Der Fokus von Toozes Wirtschaftsgeschichte liegt insgesamt auf der Schwerindustrie, auf Kohle und Stahl als den beiden bedeutendsten Rohstoffen für die Militärmaschinerie. Während daneben die Landwirtschaft in ihrer Bedeutung präsent bleibt, wird die Konsumgüterindustrie in seiner Studie weitgehend vernachlässigt. Noch viel mehr gilt das für die Unterhaltungsbranche, der das Regime eine wichtige Rolle für die Stimmung in der Bevölkerung beimaß. Man muss nur daran erinnern dass der teuerste Film der NS-Zeit, das Drama Kolberg, Ende 1944 unter schwierigsten Bedingungen, mit Tausenden von dringend benötigten Wehrmachtssoldaten als Statisten, fertig gestellt wurde. So wichtig die Betonung wirtschaftlicher Faktoren für ein Verständnis des Nationalsozialismus ist, ideologische Zwänge und Ängste vor einem Zusammenbruch der "Heimatfront" blieben im Verlauf des Krieges, nach den traumatischen Erfahrungen des November 1918, mächtige Handlungsparameter.

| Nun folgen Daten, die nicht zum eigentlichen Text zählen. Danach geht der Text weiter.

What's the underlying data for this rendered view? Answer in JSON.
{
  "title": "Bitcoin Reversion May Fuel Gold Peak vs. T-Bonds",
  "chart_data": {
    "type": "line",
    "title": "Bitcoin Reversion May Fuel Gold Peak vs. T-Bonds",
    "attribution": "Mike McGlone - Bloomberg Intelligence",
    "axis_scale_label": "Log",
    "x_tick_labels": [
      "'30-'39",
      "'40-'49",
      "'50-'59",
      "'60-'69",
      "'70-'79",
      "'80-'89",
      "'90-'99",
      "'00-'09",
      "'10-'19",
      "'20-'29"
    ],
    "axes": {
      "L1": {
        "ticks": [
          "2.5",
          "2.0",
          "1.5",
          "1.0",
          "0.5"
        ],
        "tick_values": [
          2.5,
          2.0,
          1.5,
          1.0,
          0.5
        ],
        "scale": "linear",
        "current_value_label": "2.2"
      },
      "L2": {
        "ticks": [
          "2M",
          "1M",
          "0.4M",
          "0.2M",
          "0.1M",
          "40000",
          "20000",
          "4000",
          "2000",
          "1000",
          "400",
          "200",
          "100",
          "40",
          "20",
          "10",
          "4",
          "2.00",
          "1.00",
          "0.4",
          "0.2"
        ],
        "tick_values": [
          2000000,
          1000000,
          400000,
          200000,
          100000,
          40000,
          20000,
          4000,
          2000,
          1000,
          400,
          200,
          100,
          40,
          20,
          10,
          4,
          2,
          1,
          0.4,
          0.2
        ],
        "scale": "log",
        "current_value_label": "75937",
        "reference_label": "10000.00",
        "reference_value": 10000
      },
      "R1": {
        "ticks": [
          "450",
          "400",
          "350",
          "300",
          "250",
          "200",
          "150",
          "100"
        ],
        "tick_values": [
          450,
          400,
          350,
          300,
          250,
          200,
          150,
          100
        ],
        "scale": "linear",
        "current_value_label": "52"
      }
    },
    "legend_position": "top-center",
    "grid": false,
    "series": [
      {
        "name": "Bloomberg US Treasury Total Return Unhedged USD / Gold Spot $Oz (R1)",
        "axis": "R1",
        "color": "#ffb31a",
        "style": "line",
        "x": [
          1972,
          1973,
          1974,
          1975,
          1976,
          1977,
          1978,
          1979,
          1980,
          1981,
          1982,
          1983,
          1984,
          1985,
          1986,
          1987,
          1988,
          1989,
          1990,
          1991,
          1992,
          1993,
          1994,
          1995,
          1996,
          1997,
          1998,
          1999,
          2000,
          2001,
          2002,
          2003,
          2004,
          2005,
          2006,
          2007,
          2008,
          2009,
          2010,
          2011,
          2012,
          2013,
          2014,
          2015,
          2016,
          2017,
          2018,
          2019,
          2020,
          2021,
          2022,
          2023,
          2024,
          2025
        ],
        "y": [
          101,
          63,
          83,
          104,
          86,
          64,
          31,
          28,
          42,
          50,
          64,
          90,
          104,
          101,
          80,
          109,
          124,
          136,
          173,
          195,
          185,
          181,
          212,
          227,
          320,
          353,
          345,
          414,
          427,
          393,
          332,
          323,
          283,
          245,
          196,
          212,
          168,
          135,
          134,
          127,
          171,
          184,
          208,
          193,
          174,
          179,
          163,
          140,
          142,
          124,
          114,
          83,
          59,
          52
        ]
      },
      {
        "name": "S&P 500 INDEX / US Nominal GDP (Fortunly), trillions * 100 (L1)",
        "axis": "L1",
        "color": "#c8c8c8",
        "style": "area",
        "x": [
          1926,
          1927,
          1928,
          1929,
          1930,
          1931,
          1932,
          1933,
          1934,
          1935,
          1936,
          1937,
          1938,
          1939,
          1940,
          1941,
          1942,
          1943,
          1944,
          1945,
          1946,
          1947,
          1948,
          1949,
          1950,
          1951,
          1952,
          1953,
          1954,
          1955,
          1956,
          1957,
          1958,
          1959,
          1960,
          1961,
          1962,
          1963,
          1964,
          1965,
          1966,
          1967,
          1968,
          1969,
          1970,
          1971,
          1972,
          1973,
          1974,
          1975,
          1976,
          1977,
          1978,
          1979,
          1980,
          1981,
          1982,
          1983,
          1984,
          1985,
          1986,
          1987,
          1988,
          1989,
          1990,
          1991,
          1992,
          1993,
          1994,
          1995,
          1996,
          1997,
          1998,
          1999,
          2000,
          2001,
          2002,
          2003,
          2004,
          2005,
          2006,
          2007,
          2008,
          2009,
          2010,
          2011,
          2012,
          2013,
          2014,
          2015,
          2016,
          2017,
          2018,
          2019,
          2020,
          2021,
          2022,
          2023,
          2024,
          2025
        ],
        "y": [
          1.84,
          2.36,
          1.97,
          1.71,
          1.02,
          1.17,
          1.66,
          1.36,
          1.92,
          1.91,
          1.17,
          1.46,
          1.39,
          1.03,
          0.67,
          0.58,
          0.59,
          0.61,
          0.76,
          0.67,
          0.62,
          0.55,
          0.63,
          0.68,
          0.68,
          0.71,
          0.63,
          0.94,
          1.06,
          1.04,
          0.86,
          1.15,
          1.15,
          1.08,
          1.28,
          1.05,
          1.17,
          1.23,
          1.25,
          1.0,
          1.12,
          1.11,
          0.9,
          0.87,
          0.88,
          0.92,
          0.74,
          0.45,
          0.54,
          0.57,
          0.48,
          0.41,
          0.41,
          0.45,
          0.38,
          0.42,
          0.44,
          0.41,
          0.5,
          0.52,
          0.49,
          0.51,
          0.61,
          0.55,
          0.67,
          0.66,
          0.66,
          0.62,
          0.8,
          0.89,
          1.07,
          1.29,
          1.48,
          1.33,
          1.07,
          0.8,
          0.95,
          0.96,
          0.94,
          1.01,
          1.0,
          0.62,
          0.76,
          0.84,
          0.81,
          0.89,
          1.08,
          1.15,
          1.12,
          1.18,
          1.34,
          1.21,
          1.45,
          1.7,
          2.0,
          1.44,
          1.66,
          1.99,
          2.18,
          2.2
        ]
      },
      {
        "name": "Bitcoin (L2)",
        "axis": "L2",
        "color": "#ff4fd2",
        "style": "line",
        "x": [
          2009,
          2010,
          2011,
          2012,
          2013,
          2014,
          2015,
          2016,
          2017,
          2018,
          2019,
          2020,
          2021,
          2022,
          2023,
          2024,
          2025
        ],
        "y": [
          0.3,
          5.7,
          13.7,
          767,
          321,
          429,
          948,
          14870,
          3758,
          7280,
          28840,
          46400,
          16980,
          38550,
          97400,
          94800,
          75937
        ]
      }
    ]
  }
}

Natürlich leugnet Tooze das nicht. In seiner Bewertung Albert Speers, ab 1942 Reichsminister für Bewaffnung und Munition, wird die Rüstung selbst als genuines Propagandaprodukt hervorgehoben. An Speer lässt Tooze kein gutes Haar, und er spricht ihm alle Erfolge bei der Reorganisation der Rüstungswirtschaft ab. Die von Speer vorgenommenen Ressourcenverlagerungen in einzelne, spektakuläre Bereiche, etwa das Adolf-Hitler-Panzerprogramm oder die V1- und V2- Raketenwaffen, waren für Tooze, ähnlich den bekannten Nürnberger Lichtdomen Speers, nichts anderes als Versuche, ein mediales "Rüstungswunder" für die deutsche Öffentlichkeit zu inszenieren. In den beiden letzten Kriegsjahren waren es nur noch drakonische Maßnahmen, wie etwa der massenhafte Einsatz von Sklavenarbeitern aus den KZs, die die deutsche Industrie zu bereits verzweifelten Höchstleistungen führten. Zudem wurden alle noch vorhandenen Ressourcen bis zum Übermaß strapaziert. Tatsächlich war die deutsche Wirtschaft, vor allem durch die Zerstörung der Transportwege und der Fabriken für synthetisches Benzin, bereits Mitte 1944 am Ende. Sie war, so der nahe liegende Schluss, trotz der "erstaunlichen Leistungen" ihrer Rüstungsindustrie, der kombinierten Wirtschaftsmacht ihrer Gegner einfach nicht gewachsen.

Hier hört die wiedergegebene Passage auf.